The photo at the top of this story is untitled, © All Rights Reserved, and is posted with the permission of AShakur. You can see AShakur's photostream on Flickr here.


Sunday, January 03, 2016

BUS STORY # 478 (Dog Is My Co-rider)

Downloaded from A Geek in the Wilderness

We’re just a few stops out of the turnaround when a woman boards the bus with a dog on a leash. It is not marked as a service dog. Perhaps it is a “support” dog. That would fit with the woman, a thirty-something trim honey blonde wearing a nice T-shirt and nice jeans.

The dog, a Heinz 57 with Boxer in his ears and German Shepherd in his snout, is clearly a youngster, with all the insatiable curiosity and inability to hold still that comes with that age.

The driver says something to her, and a brief conversation ensues. I can’t hear any of it, and I’m wondering if the driver is telling her dogs aren’t allowed on the city buses.

Maybe the conversation has nothing at all to do with dogs. When they have finished talking, the woman starts down the aisle.The dog jumps up on the bench seat to her right. The woman pulls him down off the bench. She pushes him into the space between the bench seat and the first forward-facing row, then takes the window seat.

She is trying to get the dog to lie down. He lies down, for about five seconds. Then he’s back up and looking at all the unexplored territory behind him.

Three men board at the next stop. As each passes by, the dog has to be restrained hard to keep him from checking them out. The second man veers away and extends a “down-boy” stiff arm in the dog’s direction. The dog doesn’t even land a sniff.

The bus was almost empty at the turnaround. But I know it’s going to fill right up as we get closer into town. I’m remembering an earlier dog-on-the-bus story from when I first began riding. It wasn’t a happy story, and I am worried about how this one is going to turn out.

Another stop, another two riders. The woman has both hands on the dog’s harness. He tries to meet the new riders, but he is now more contained. But in between stops, he’s given a little more latitude, a bit of the aisle. He wants more.

And then, a few stops later, she and the dog head for the front door. A teenager is boarding, and when he sees the exuberant dog, he backs up against the handrail and pulls his arms up. I can’t tell if he’s alarmed or just having fun. The woman and dog pass by him and out to the sidewalk without incident.

This is all the adventure I need for this bus trip, thank you.

__________


The photo credit link is worth checking out for the short post that accompanies the photo. The post even refers to “a bus trip to Albuquerque, New Mexico.” Nice post.


Sunday, December 27, 2015

BUS STORY # 477 (The Kindness Of Strangers)
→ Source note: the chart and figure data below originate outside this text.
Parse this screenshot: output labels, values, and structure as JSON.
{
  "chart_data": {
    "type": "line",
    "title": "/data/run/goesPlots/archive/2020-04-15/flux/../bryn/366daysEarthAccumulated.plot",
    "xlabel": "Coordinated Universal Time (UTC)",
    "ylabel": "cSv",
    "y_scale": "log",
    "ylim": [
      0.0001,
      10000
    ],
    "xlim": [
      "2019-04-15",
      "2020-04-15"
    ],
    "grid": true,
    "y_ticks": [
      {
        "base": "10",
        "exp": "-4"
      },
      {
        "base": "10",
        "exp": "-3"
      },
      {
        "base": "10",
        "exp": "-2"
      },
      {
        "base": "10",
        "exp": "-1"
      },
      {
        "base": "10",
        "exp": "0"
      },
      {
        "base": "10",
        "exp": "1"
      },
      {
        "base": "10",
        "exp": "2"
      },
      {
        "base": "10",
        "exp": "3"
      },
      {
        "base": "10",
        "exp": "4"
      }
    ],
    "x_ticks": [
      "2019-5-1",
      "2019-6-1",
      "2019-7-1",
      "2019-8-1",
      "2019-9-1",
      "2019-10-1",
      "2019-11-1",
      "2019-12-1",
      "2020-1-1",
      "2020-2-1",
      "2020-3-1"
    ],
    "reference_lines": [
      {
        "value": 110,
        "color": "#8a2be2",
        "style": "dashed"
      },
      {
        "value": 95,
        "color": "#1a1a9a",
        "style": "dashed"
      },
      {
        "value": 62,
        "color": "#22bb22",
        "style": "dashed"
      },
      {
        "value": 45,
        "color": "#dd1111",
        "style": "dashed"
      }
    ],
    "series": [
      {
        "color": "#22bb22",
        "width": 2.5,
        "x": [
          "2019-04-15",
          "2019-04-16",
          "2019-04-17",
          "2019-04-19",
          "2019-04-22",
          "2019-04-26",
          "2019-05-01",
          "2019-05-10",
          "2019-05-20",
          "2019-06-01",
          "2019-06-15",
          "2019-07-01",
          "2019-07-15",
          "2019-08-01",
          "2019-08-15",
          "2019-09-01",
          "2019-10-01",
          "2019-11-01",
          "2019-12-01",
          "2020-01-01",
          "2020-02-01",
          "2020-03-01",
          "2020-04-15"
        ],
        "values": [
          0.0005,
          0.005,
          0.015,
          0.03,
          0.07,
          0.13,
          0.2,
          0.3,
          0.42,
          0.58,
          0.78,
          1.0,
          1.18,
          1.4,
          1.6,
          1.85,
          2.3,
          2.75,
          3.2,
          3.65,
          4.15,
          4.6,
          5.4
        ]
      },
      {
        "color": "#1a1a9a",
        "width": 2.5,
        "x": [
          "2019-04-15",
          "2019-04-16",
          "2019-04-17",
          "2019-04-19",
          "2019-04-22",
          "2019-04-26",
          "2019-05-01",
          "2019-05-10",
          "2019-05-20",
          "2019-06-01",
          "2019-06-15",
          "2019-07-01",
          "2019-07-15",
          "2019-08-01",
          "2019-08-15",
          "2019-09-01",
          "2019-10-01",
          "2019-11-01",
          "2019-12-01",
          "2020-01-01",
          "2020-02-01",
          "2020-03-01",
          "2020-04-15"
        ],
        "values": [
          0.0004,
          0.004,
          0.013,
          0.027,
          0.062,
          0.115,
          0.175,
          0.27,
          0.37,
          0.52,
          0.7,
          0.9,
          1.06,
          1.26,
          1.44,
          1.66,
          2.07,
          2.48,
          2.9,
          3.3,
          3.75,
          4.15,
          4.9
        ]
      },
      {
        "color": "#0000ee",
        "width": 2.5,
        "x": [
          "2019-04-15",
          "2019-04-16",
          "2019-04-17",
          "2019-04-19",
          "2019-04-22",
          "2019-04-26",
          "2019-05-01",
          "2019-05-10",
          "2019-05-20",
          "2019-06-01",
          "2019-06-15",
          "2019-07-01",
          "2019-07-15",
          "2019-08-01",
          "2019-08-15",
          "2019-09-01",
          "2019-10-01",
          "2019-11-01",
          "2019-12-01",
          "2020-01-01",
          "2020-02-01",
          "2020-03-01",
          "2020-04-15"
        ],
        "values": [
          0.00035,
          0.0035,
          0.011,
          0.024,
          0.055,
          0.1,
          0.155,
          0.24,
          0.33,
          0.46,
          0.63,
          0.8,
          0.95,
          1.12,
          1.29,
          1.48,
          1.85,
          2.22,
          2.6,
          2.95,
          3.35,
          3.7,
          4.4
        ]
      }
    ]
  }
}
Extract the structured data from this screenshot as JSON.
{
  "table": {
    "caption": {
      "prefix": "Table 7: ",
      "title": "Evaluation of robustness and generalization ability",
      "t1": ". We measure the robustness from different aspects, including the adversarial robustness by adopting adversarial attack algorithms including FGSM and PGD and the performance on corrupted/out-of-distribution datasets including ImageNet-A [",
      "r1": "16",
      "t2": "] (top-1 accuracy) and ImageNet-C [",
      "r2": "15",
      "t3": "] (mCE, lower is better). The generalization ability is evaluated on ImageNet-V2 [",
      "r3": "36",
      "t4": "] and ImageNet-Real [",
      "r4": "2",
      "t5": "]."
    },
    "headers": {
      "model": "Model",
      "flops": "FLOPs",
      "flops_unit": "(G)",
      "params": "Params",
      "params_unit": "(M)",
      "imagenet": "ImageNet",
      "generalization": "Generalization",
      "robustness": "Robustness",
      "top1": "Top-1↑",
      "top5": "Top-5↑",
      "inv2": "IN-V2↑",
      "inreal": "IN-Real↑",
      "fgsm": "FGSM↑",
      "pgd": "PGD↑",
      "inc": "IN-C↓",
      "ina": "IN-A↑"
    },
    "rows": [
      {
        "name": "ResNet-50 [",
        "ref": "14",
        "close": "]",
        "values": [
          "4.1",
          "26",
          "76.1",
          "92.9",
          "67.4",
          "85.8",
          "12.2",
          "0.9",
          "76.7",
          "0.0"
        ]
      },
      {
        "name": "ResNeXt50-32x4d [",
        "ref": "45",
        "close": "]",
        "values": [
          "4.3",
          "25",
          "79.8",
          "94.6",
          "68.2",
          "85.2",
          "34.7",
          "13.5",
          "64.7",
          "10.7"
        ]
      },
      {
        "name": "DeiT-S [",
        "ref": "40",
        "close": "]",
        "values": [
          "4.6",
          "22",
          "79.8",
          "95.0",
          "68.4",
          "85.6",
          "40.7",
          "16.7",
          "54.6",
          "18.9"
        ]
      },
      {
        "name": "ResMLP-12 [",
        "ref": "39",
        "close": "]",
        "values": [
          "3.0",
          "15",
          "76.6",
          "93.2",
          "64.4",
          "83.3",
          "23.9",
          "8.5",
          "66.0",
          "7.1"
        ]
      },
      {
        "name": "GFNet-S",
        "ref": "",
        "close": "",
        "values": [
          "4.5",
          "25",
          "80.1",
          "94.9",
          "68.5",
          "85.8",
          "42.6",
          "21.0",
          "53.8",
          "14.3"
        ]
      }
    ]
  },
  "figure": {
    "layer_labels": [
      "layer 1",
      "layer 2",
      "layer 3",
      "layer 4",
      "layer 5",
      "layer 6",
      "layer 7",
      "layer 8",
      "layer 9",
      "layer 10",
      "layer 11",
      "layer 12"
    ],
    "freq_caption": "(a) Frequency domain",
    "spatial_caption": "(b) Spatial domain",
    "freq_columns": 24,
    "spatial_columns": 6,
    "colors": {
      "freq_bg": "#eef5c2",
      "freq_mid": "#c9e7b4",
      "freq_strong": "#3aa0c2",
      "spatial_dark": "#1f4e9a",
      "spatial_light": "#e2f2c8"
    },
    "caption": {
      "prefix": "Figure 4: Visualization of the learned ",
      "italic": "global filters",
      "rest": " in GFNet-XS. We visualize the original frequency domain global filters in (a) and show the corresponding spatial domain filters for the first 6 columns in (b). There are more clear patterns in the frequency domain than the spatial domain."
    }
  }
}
Downloaded from Busted Halo.

My daughter lives in Brooklyn. This is the story she told me about a time she took the A train to JFK.


If you’re taking the A train to JFK airport in NYC, you want to take the route to Far Rockaway, not the route to Lefferts Boulevard. Think of it like the San Mateo bus here: if you want to get to all those office complexes south of Balloon Fiesta Park, you take the 140, not the 141.

My daughter was going to JFK when the A train pulled into her station. It was going the other way, but she was anxious to get going, and she knew she could transfer later at an above-ground station.

She’d just taken a seat and pulled her suitcase up beside her when a young man approached her asking if she was going to the airport.

Yes she was.

Ah, well, he explained, this route didn’t go to the airport, and he told her which station to get off at to get on the correct route.

She didn’t feel the need to explain herself, and simply thanked him.

He asked where she was from.

Well... She told him she was from Brooklyn and laughed a little sheepishly.

Ah, so she already knew all this.

Yes she did, but she very much appreciated his thoughtfulness and willingness to help out someone who might well have been lost.

It can be confusing, he acknowledged, and said he usually offered to help anyone he saw with a suitcase.

My daughter got off at her station. She was waiting for the train, her suitcase by her side, when she was approached by a teenaged girl who explained to her the next train coming was the train to the airport. She thanked the girl for being so helpful, and felt really good about her fellow New Yorkers.